When one meets Leone, one is impressed with her energy and positive spirit. She’s always uplifting and encouraging people. She also looks great, and makes sure her kids look great whenever they go out. Many people marvel at her energy and patience. But I don’t. I know where it comes from. Besides a few natural attributes, such as her looks and her innate indomitable spirit, all else is a result of her Catholic Faith: the patience, the willingness to accept children lovingly from God, the acceptance of responsibility, the courage and positivity in the face of immeasurable drudgery (e.g. laundry).


But it wasn’t always like that either. Usually, God let’s us get to the end our rope before He hands us His. Thanks to an experience at a Medjugorge conference in 1993, Leone (and I) were handed a new rope (His) and have come to rely radically on the Blessed Virgin Mary and her Son as the only “relatives” we really need to help us raise our family.


Though both she and I were one of a hundred or so people who saw the “miracle of the sun” that afternoon after the conference, the real miracle was that which nobody saw.
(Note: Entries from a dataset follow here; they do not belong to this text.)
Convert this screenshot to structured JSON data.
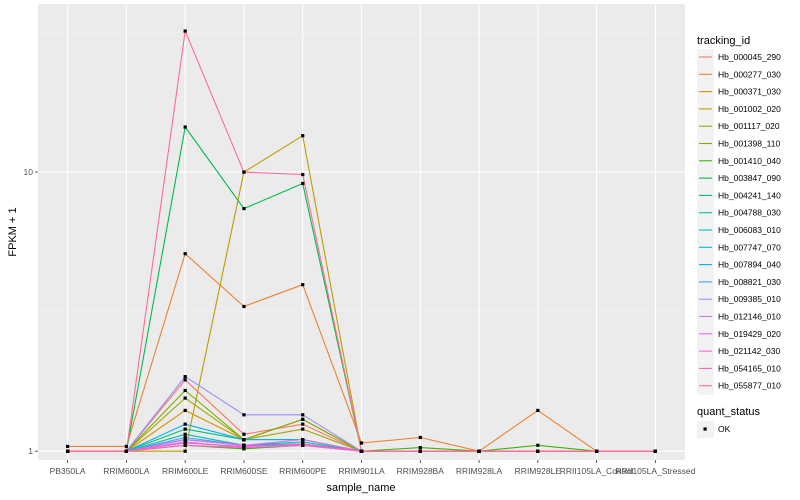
{
  "chart_data": {
    "type": "line",
    "xlabel": "sample_name",
    "ylabel": "FPKM + 1",
    "y_scale": "log10",
    "ylim": [
      0.93,
      40
    ],
    "y_ticks": [
      1,
      10
    ],
    "y_tick_labels": [
      "1",
      "10"
    ],
    "grid": true,
    "legend_position": "right",
    "categories": [
      "PB350LA",
      "RRIM600LA",
      "RRIM600LE",
      "RRIM600SE",
      "RRIM600PE",
      "RRIM901LA",
      "RRIM928BA",
      "RRIM928LA",
      "RRIM928LE",
      "RRII105LA_Control",
      "RRII105LA_Stressed"
    ],
    "color_legend_title": "tracking_id",
    "shape_legend_title": "quant_status",
    "shape_legend_items": [
      "OK"
    ],
    "series": [
      {
        "name": "Hb_000045_290",
        "color": "#F8766D",
        "values": [
          1.0,
          1.0,
          1.8,
          1.15,
          1.25,
          1.0,
          1.0,
          1.0,
          1.0,
          1.0,
          1.0
        ]
      },
      {
        "name": "Hb_000277_030",
        "color": "#EA8331",
        "values": [
          1.04,
          1.04,
          5.1,
          3.3,
          3.95,
          1.07,
          1.12,
          1.0,
          1.4,
          1.0,
          1.0
        ]
      },
      {
        "name": "Hb_000371_030",
        "color": "#D89000",
        "values": [
          1.0,
          1.0,
          1.4,
          1.1,
          1.3,
          1.0,
          1.0,
          1.0,
          1.0,
          1.0,
          1.0
        ]
      },
      {
        "name": "Hb_001002_020",
        "color": "#C09B00",
        "values": [
          1.0,
          1.0,
          1.0,
          10.0,
          13.5,
          1.0,
          1.0,
          1.0,
          1.0,
          1.0,
          1.0
        ]
      },
      {
        "name": "Hb_001117_020",
        "color": "#A3A500",
        "values": [
          1.0,
          1.0,
          1.55,
          1.1,
          1.2,
          1.0,
          1.0,
          1.0,
          1.0,
          1.0,
          1.0
        ]
      },
      {
        "name": "Hb_001398_110",
        "color": "#7CAE00",
        "values": [
          1.0,
          1.0,
          1.65,
          1.1,
          1.3,
          1.0,
          1.0,
          1.0,
          1.0,
          1.0,
          1.0
        ]
      },
      {
        "name": "Hb_001410_040",
        "color": "#39B600",
        "values": [
          1.0,
          1.0,
          1.05,
          1.02,
          1.05,
          1.0,
          1.03,
          1.0,
          1.05,
          1.0,
          1.0
        ]
      },
      {
        "name": "Hb_003847_090",
        "color": "#00BB4E",
        "values": [
          1.0,
          1.0,
          14.5,
          7.4,
          9.1,
          1.0,
          1.0,
          1.0,
          1.0,
          1.0,
          1.0
        ]
      },
      {
        "name": "Hb_004241_140",
        "color": "#00BF7D",
        "values": [
          1.0,
          1.0,
          1.2,
          1.1,
          1.1,
          1.0,
          1.0,
          1.0,
          1.0,
          1.0,
          1.0
        ]
      },
      {
        "name": "Hb_004788_030",
        "color": "#00C1A3",
        "values": [
          1.0,
          1.0,
          1.15,
          1.05,
          1.08,
          1.0,
          1.0,
          1.0,
          1.0,
          1.0,
          1.0
        ]
      },
      {
        "name": "Hb_006083_010",
        "color": "#00BFC4",
        "values": [
          1.0,
          1.0,
          1.1,
          1.05,
          1.06,
          1.0,
          1.0,
          1.0,
          1.0,
          1.0,
          1.0
        ]
      },
      {
        "name": "Hb_007747_070",
        "color": "#00BAE0",
        "values": [
          1.0,
          1.0,
          1.1,
          1.05,
          1.06,
          1.0,
          1.0,
          1.0,
          1.0,
          1.0,
          1.0
        ]
      },
      {
        "name": "Hb_007894_040",
        "color": "#00B0F6",
        "values": [
          1.0,
          1.0,
          1.25,
          1.1,
          1.1,
          1.0,
          1.0,
          1.0,
          1.0,
          1.0,
          1.0
        ]
      },
      {
        "name": "Hb_008821_030",
        "color": "#35A2FF",
        "values": [
          1.0,
          1.0,
          1.12,
          1.05,
          1.05,
          1.0,
          1.0,
          1.0,
          1.0,
          1.0,
          1.0
        ]
      },
      {
        "name": "Hb_009385_010",
        "color": "#9590FF",
        "values": [
          1.0,
          1.0,
          1.85,
          1.35,
          1.35,
          1.0,
          1.0,
          1.0,
          1.0,
          1.0,
          1.0
        ]
      },
      {
        "name": "Hb_012146_010",
        "color": "#C77CFF",
        "values": [
          1.0,
          1.0,
          1.08,
          1.03,
          1.05,
          1.0,
          1.0,
          1.0,
          1.0,
          1.0,
          1.0
        ]
      },
      {
        "name": "Hb_019429_020",
        "color": "#E76BF3",
        "values": [
          1.0,
          1.0,
          1.1,
          1.05,
          1.1,
          1.0,
          1.0,
          1.0,
          1.0,
          1.0,
          1.0
        ]
      },
      {
        "name": "Hb_021142_030",
        "color": "#FA62DB",
        "values": [
          1.0,
          1.0,
          1.05,
          1.03,
          1.05,
          1.0,
          1.0,
          1.0,
          1.0,
          1.0,
          1.0
        ]
      },
      {
        "name": "Hb_054165_010",
        "color": "#FF62BC",
        "values": [
          1.0,
          1.0,
          1.07,
          1.04,
          1.06,
          1.0,
          1.0,
          1.0,
          1.0,
          1.0,
          1.0
        ]
      },
      {
        "name": "Hb_055877_010",
        "color": "#FF6C91",
        "values": [
          1.0,
          1.0,
          32.0,
          10.0,
          9.8,
          1.0,
          1.0,
          1.0,
          1.0,
          1.0,
          1.0
        ]
      }
    ]
  }
}
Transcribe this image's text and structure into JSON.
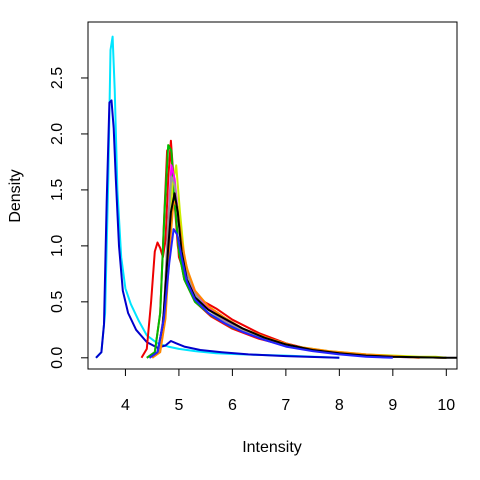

There was no getting “knocked off the horse”, no tearful “born again” experience, no big spiritual rush, just a quiet interior turning to that which was always there: the Deposit of Truth as conveyed through the centuries via the One, Holy, Catholic, and Apostolic Church, especially as concerns the loving acceptance of children.


Today, many Catholic families are torn asunder by the tribulation and strife that stems from the lack of truly knowing, understanding, accepting, and the living of those truths of our Faith that for two millennia now have been our rightful heritage. And as the family goes, so goes the Church. The schisms we now see occurring within families with ever greater frequency are but a harbinger to even more cataclysmic and tragic schisms that will (and already are) tearing apart the Mystical Body of Christ.


But we need not test the “gates of hell”. We, Catholics, have only to realize that the Catholic Church offers, as Fr. John Hardon, S.J. says, “the only solution to the challenges of the family in our day...because only the Catholic Church possesses the fullness of God’s revealed truth about the family.” He notes that without exception, for the two thousand years since Calvary, churches calling themselves Christian have departed from the Church of Rome “because they refused to accept the Catholic teaching on the family.”


It is the sacredness of family life that defines and delineates the Catholic Fatih and vice-versa. I believe that the answers to our family woes, and by extension, almost all social ills, lie in God’s plan for our family as manifested in the teaching of our Holy Catholic Church....and yes, this includes contraception. We need only hear it more.


Well I’ve strayed a bit from the simple Happy Birthday I wished to give my wife, but maybe not. I believe that my wife’s life (or sacrifice of it) is a sign and example by which Jesus intends to save His Church from the “gates of hell” as He promised. I’m sure she doesn’t see this. All she can see most days is the next dirty diaper, the mounting pile of laundry, and the tangled heap of dirty dishes.


But I take great refuge in the fact that she has come to know, along with the great St. Theresa, that “God is in the pots and pans.” Happy Birthday, Leone!”, from a not-so-secret admirer.